Die Wahrheit verkündigen,
den Glauben verteidigen

Predigten des H.H. Prof. Dr. Georg May

Glaubenswahrheit.org  
27. April 1997

Die Güte Gottes

Im Namen des Vaters und des Sohnes und des Heiligen Geistes. Amen.

Geliebte im Herrn!

Es ist unrichtig, im Alten Testament allein die Gerechtigkeit und Strenge Gottes finden zu wollen. Nein, das Alte Testament ist auch eine Offenbarung der Güte Gottes. Die Güte Gottes im Alten Testament zeigt sich freilich häufiger gegenüber der Gemeinschaft, der die Offenbarung anvertraut war, gegenüber dem Gottesvolk des Alten Bundes, als gegenüber dem einzelnen. Aber auch gegenüber dem einzelnen ist Gottes Liebe im Alten Bunde ausgesprochen. Ein hervorragendes Zeugnis der Liebe Gottes findet sich schon beim Propheten Oseas. Da heißt es: „Ich habe Ephraim (das ist das Volk Israel) am Gängelbande geführt und ihn auf meine Arme gehoben. Doch sie haben nicht erkannt, daß ich ihr Heiland bin. Mit Banden der Güte zog ich sie zu mir, mit Fesseln der Liebe. Von ihrem Nacken löste ich gleichsam das Joch, neigte mich zu ihm nieder, reichte ihm Futter.“ Hier wird das Volk Israel als ein Haustier dargestellt, dem sein Herr alles das, was es zum Leben nötig hat, bietet. Ein wenig weiter unten, ebenso beim Propheten Oseas: „Mein Volk neigt ja dazu, sich von mir zu wenden. Ruft man es aufwärts, so erhebt sich keiner von ihnen. Und doch, wie könnte ich dich preisgeben, Ephraim, könnte ich dich hingeben, Israel? Wie könnte ich dich preisgeben wie Adamar, dich vernichten wie Seboim? Nein, es dreht sich das Herz in mir um, aufbäumt sich mein ganzes Gefühl. Ich will nicht tun nach der Glut meines Zornes. Ich kann nicht Ephraim wieder vernichten, denn ich bin Gott und kein Mensch, in deiner Mitte der Heilige. Nicht komme ich zu dir in Zorn.“ Gottes Liebe läßt sich nicht von Affekten und Bedenken bestimmen wie die menschliche Liebe. Sie ist voraussetzungslos. Sie ist nicht die Antwort auf menschliche Liebe, sondern steigt aus den Tiefen der Gottheit selbst empor.
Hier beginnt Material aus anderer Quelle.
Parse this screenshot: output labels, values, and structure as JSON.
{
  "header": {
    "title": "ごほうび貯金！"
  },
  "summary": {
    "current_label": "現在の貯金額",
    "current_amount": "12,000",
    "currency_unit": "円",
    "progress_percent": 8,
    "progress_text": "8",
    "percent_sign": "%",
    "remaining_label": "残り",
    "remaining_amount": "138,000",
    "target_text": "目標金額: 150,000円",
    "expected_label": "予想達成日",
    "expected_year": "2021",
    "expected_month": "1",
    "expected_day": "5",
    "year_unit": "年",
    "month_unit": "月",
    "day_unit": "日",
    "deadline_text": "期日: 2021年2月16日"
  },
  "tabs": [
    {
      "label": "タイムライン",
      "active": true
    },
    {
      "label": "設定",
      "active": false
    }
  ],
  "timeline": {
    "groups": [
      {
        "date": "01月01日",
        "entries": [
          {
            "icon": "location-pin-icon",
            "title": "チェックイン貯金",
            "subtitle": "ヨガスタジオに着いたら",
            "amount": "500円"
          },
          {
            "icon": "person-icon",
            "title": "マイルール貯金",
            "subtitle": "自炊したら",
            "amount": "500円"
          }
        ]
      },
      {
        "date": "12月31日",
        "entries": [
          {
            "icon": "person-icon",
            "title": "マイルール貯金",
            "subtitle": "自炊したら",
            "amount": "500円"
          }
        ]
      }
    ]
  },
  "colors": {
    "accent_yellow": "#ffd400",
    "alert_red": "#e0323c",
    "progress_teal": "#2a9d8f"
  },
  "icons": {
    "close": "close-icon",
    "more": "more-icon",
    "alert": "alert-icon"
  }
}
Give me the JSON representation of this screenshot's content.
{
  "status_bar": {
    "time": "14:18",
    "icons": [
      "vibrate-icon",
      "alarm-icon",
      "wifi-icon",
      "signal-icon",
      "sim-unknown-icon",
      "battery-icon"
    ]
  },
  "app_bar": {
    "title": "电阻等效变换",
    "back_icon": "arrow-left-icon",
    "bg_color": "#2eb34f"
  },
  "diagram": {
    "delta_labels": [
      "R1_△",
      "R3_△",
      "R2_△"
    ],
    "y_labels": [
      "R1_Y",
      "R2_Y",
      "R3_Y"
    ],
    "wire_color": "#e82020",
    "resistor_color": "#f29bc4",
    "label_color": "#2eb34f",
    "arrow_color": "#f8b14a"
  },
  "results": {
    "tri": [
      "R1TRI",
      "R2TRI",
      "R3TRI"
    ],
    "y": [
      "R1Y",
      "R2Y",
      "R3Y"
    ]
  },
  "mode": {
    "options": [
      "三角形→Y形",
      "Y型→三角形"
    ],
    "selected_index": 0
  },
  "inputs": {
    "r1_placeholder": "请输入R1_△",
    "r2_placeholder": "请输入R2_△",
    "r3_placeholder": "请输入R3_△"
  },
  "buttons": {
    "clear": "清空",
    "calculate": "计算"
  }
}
Beim Propheten Isaias wird die Liebe Gottes mit der mütterlichen Liebe verglichen. Natürlich müssen wir immer dabei bedenken, daß hier die ideale Mutter gemeint ist, nicht wie Mütter tatsächlich sind, sondern wie sie sein sollten, wie die Mütter nach dem Bilde, das Gott von ihnen hat, sich verhalten sollten. So heißt es beim Propheten Isaias: „Vergißt wohl ein Weib ihres Kindleins? Erbarmt sie sich nicht der Frucht ihres Leibes? Und vergäße sie es auch, ich vergesse dich nicht. Siehe, auf meine Hände habe ich dich aufgezeichnet, deine Mauern stehen mir allezeit vor Augen.“ Dieser gütige Gott weiß seinem Volke Trost zu spenden. „Fürchte dich nicht, ich bin mit dir. Schau nicht angstvoll umher, ich bin dein Gott. Ich stärke dich, ich stehe dir bei; ich stütze dich mit meiner hilfreichen Rechten.“

Die Liebe Gottes wird sogar im Alten Testament als grenzenlos geschildert. Etwa im Buche der Weisheit, da heißt es: „Du (damit ist Gott gemeint) liebst alles, was ist, und verabscheust nichts von dem, was du geschaffen. Denn hättest du etwas gehaßt, dann hättest du es nicht erschaffen. Wie könnte etwas bestehen, wenn du es nicht willst? Wie wäre etwas erhalten geblieben, wenn du es nicht ins Dasein gerufen hättest? Du verschonest alles, weil es dein Eigentum ist, o Herr, du Freund alles Lebens. Denn dein unvergänglicher Geist ist in allem. Darum strafst du die Fehlenden voll Milde und warnst sie, indem du sie an das erinnerst, worin sie fehlten, damit sie, von ihrer Bosheit befreit, an dich, o Herr, glauben.“ Das sind Beispiele dafür, daß Gott sein Volk liebt, daß er ihm seine Güte beweist, daß er es führt und daß er, selbst, wenn es in Sünden fällt, es nicht vernichtet und nicht verläßt.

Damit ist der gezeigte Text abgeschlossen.